From 1934 to 1937, John Cage studied composition with Arnold Schoenberg in California. Upon his arrival in New York in 1942, he abandoned dodecaphony to develop his own compositional techniques inspired by Asian philosophy (Taoism, Zen Buddhism) and based on indeterminacy (chance). In the late 1940’s, Cage explored the acoustic possibilities of what he called the prepared piano (a piano that has had its sound altered by placing objects (preparations) between or on the strings.) In the 1950’s, he participated in the summer program at Black Mountain College (Asheville, North Carolina, U.S.) and taught at the New School for Social Research (New York, N.Y., U.S.). It was during this period that he began a multi-year collaboration with the musician and composer David Tudor.
In the 1960’s Cage frequently integrated electronic sounds, ambient noises, and random fragments of radio broadcasts in his compositions. Works from this period, often created with representatives of other disciplines, such as Merce Cunningham and Robert Rauschenberg, also highlight the theatrical elements of musical performance.

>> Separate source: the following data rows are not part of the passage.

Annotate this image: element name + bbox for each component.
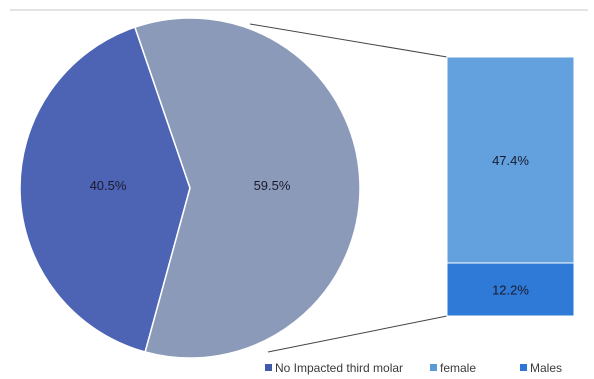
legend-label: female (440, 361, 476, 375)
pie-slice-impacted (133, 17, 361, 359)
connector-line-top (249, 23, 448, 58)
pie-label-impacted: 59.5% (254, 178, 291, 193)
legend-swatch (265, 364, 272, 371)
bar-label-males: 12.2% (492, 282, 529, 297)
bar-label-female: 47.4% (492, 153, 529, 168)
legend-label: Males (530, 361, 562, 375)
legend-label: No Impacted third molar (275, 361, 403, 375)
connector-line-bottom (267, 315, 448, 353)
pie-slice-no-impacted (19, 26, 191, 353)
legend-swatch (520, 364, 527, 371)
bar-segment-males (446, 262, 575, 317)
breakdown-bar: 47.4% 12.2% (446, 56, 575, 317)
connector-lines (249, 23, 448, 353)
legend-swatch (430, 364, 437, 371)
legend: No Impacted third molar female Males (265, 361, 562, 375)
pie-label-no-impacted: 40.5% (90, 178, 127, 193)
pie: 40.5% 59.5% (19, 17, 361, 359)
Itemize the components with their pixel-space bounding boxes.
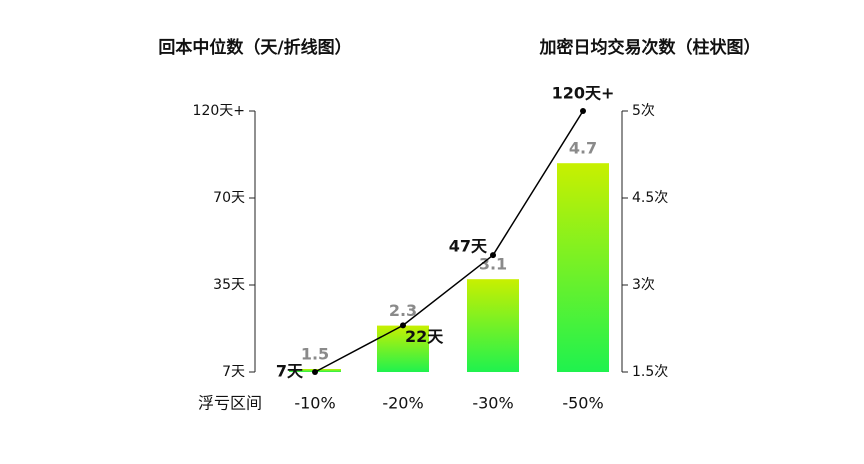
bar-value-label: 4.7 [569, 139, 597, 158]
line-value-label: 7天 [276, 362, 304, 381]
line-value-label: 47天 [449, 237, 488, 256]
bar-value-label: 1.5 [301, 345, 329, 364]
x-tick-label: -10% [294, 394, 335, 413]
y-axis-title: 回本中位数（天/折线图） [158, 37, 351, 58]
y2-axis-title: 加密日均交易次数（柱状图） [539, 37, 761, 58]
y2-tick-label: 4.5次 [632, 190, 668, 206]
bar-value-label: 3.1 [479, 255, 507, 274]
line-point [490, 252, 496, 259]
line-point [400, 322, 406, 329]
x-tick-label: -20% [382, 394, 423, 413]
y2-tick-label: 5次 [632, 103, 655, 119]
bar [467, 279, 519, 372]
y-tick-label: 70天 [213, 190, 245, 206]
x-axis-title: 浮亏区间 [198, 394, 262, 413]
line-value-label: 120天+ [552, 84, 615, 103]
bar-value-label: 2.3 [389, 301, 417, 320]
x-tick-label: -50% [562, 394, 603, 413]
bar [557, 163, 609, 372]
y-tick-label: 7天 [222, 364, 245, 380]
line-point [312, 369, 318, 375]
line-point [580, 108, 586, 114]
line [314, 110, 584, 373]
bar [377, 325, 429, 372]
y2-tick-label: 3次 [632, 277, 655, 293]
x-tick-label: -30% [472, 394, 513, 413]
line-value-label: 22天 [405, 327, 444, 346]
y-tick-label: 35天 [213, 277, 245, 293]
y-tick-label: 120天+ [193, 103, 245, 119]
y2-tick-label: 1.5次 [632, 364, 668, 380]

This experimental phase reached its peak in 1969 with HPSCHD
(written in collaboration with Lejaren Hiller) presented at the University of Illinois (Urbana, Illinois, US) and featuring several overlapping visual and audio tracks (7 harpsichords, 51 computer-generated audio tapes, and abstract films). In the 1970’s, 80’s, and 90’s, Cage returned to composing conventional scores, but he still frequently employed the techniques developed in the 40’s and 50’s.